Import Data

Loads data from external sources on the web; from various forms of cloud-based storage in Azure such as tables, blobs, and SQL databases; and from on-premises SQL Server databases

Category: Data Input and Output

Module overview

This article describes how to use the Import Data module in Azure Machine Learning Studio, to load data into a machine learning experiment from existing cloud data services.

The module now features a wizard to help you choose a storage option and select from among existing subscriptions and accounts to quickly configure all options. Need to edit an existing data connection? No problem; the wizard loads all previous configuration details so that you don't have to start again from scratch.

After you define the data you want and connect to the source, Import Data infers the data type of each column based on the values it contains, and loads the data into your Azure Machine Learning Studio workspace. The output of Import Data is a dataset that can be used with any experiment.

Important

Currently, there are limitations on the types of storage accounts that are supported. For more information, see Technical Notes.
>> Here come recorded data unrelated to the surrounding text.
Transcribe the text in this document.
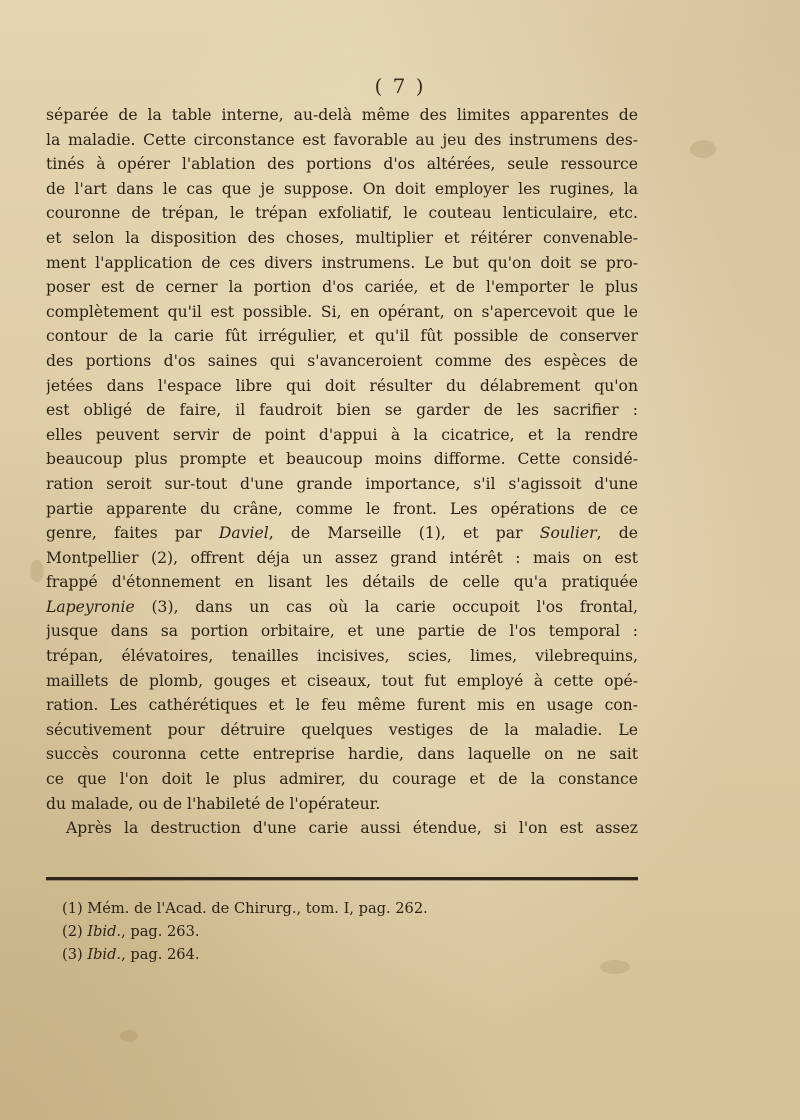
( 7 )
séparée de la table interne, au-delà même des limites apparentes de
la maladie. Cette circonstance est favorable au jeu des instrumens des-
tinés à opérer l'ablation des portions d'os altérées, seule ressource
de l'art dans le cas que je suppose. On doit employer les rugines, la
couronne de trépan, le trépan exfoliatif, le couteau lenticulaire, etc.
et selon la disposition des choses, multiplier et réitérer convenable-
ment l'application de ces divers instrumens. Le but qu'on doit se pro-
poser est de cerner la portion d'os cariée, et de l'emporter le plus
complètement qu'il est possible. Si, en opérant, on s'apercevoit que le
contour de la carie fût irrégulier, et qu'il fût possible de conserver
des portions d'os saines qui s'avanceroient comme des espèces de
jetées dans l'espace libre qui doit résulter du délabrement qu'on
est obligé de faire, il faudroit bien se garder de les sacrifier :
elles peuvent servir de point d'appui à la cicatrice, et la rendre
beaucoup plus prompte et beaucoup moins difforme. Cette considé-
ration seroit sur-tout d'une grande importance, s'il s'agissoit d'une
partie apparente du crâne, comme le front. Les opérations de ce
genre, faites par Daviel, de Marseille (1), et par Soulier, de
Montpellier (2), offrent déja un assez grand intérêt : mais on est
frappé d'étonnement en lisant les détails de celle qu'a pratiquée
Lapeyronie (3), dans un cas où la carie occupoit l'os frontal,
jusque dans sa portion orbitaire, et une partie de l'os temporal :
trépan, élévatoires, tenailles incisives, scies, limes, vilebrequins,
maillets de plomb, gouges et ciseaux, tout fut employé à cette opé-
ration. Les cathérétiques et le feu même furent mis en usage con-
sécutivement pour détruire quelques vestiges de la maladie. Le
succès couronna cette entreprise hardie, dans laquelle on ne sait
ce que l'on doit le plus admirer, du courage et de la constance
du malade, ou de l'habileté de l'opérateur.
Après la destruction d'une carie aussi étendue, si l'on est assez
(1) Mém. de l'Acad. de Chirurg., tom. I, pag. 262.
(2) Ibid., pag. 263.
(3) Ibid., pag. 264.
If your source data changes, you can refresh the dataset and add new data by re-running Import Data. However, if you don't want to re-read from the source each time you run the experiment, select the Use cached results option to TRUE. When this option is selected, the module checks whether the experiment has run previously using the same source and same input options. If a previous run is found, the data in the cache is used, instead of re-loading the data from the source.

Note

This module was previously named Reader. If you previously used the Reader module in an experiment, it is renamed to Import Data when you refresh the experiment.

Data sources

The Import Data module supports the following data sources. Click the links for detailed instructions and examples of using each data source.
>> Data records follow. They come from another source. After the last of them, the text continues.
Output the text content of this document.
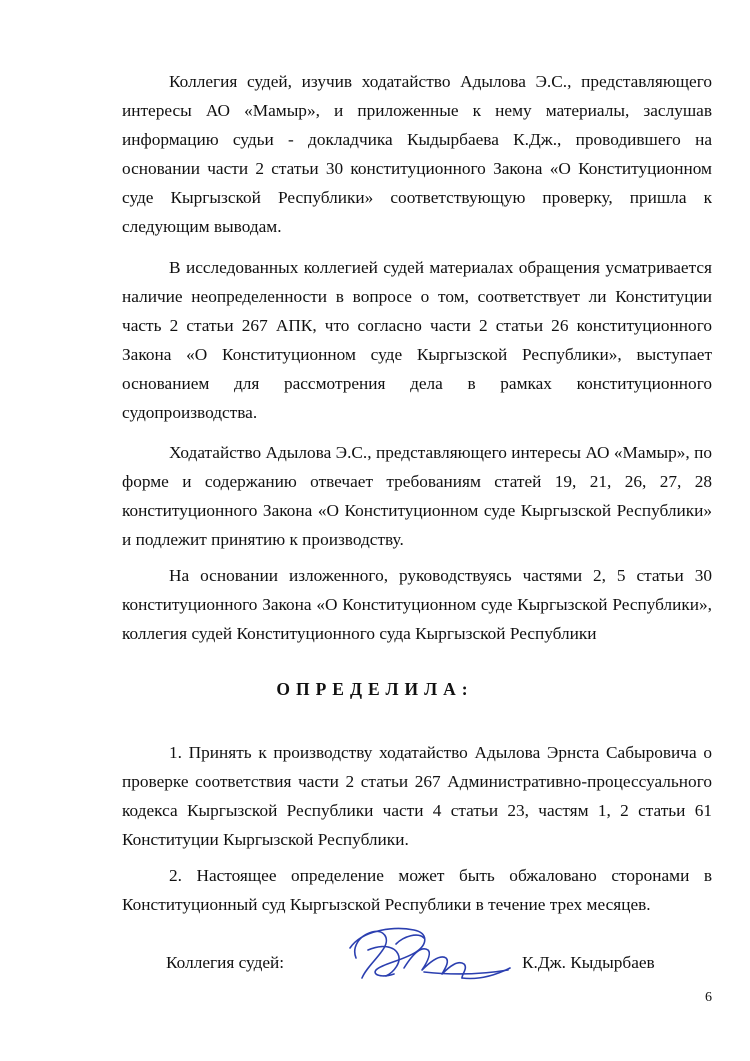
Коллегия судей, изучив ходатайство Адылова Э.С., представляющего интересы АО «Мамыр», и приложенные к нему материалы, заслушав информацию судьи - докладчика Кыдырбаева К.Дж., проводившего на основании части 2 статьи 30 конституционного Закона «О Конституционном суде Кыргызской Республики» соответствующую проверку, пришла к следующим выводам.

В исследованных коллегией судей материалах обращения усматривается наличие неопределенности в вопросе о том, соответствует ли Конституции часть 2 статьи 267 АПК, что согласно части 2 статьи 26 конституционного Закона «О Конституционном суде Кыргызской Республики», выступает основанием для рассмотрения дела в рамках конституционного судопроизводства.

Ходатайство Адылова Э.С., представляющего интересы АО «Мамыр», по форме и содержанию отвечает требованиям статей 19, 21, 26, 27, 28 конституционного Закона «О Конституционном суде Кыргызской Республики» и подлежит принятию к производству.

На основании изложенного, руководствуясь частями 2, 5 статьи 30 конституционного Закона «О Конституционном суде Кыргызской Республики», коллегия судей Конституционного суда Кыргызской Республики

ОПРЕДЕЛИЛА:

1. Принять к производству ходатайство Адылова Эрнста Сабыровича о проверке соответствия части 2 статьи 267 Административно-процессуального кодекса Кыргызской Республики части 4 статьи 23, частям 1, 2 статьи 61 Конституции Кыргызской Республики.

2. Настоящее определение может быть обжаловано сторонами в Конституционный суд Кыргызской Республики в течение трех месяцев.

Коллегия судей:	К.Дж. Кыдырбаев
6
If you are not sure how or where you should store your data, see this guide to common data scenarios in the data science process: Scenarios for advanced analytics in Azure Machine Learning.

Data source Use with
Web URL via HTTP Get data that is hosted on a web URL that uses HTTP and that has been provided in the CSV, TSV, ARFF, or SvmLight formats
Hive Query Get data from distributed storage in Hadoop. You specify the data you want by using the HiveQL language
Azure SQL Database Get data from Azure SQL Database or from Azure SQL Data Warehouse
Azure Table Get data that is stored in the Azure table service
Import from Azure Blob Storage Get data that is stored in the Azure blob service
Data Feed Providers Get data exposed as a feed in OData format
Import from On-Premises SQL Server Database Get data from an on-premises SQL Server database using the Microsoft Data Management Gateway
Azure Cosmos DB Get data stored in JSON format in Azure Cosmos DB.

Tip

Need to import data in the JSON format? Both R and Python support REST APIs, so use the Execute Python Script or Execute R Script modules to parse your data and save it as an Azure ML dataset.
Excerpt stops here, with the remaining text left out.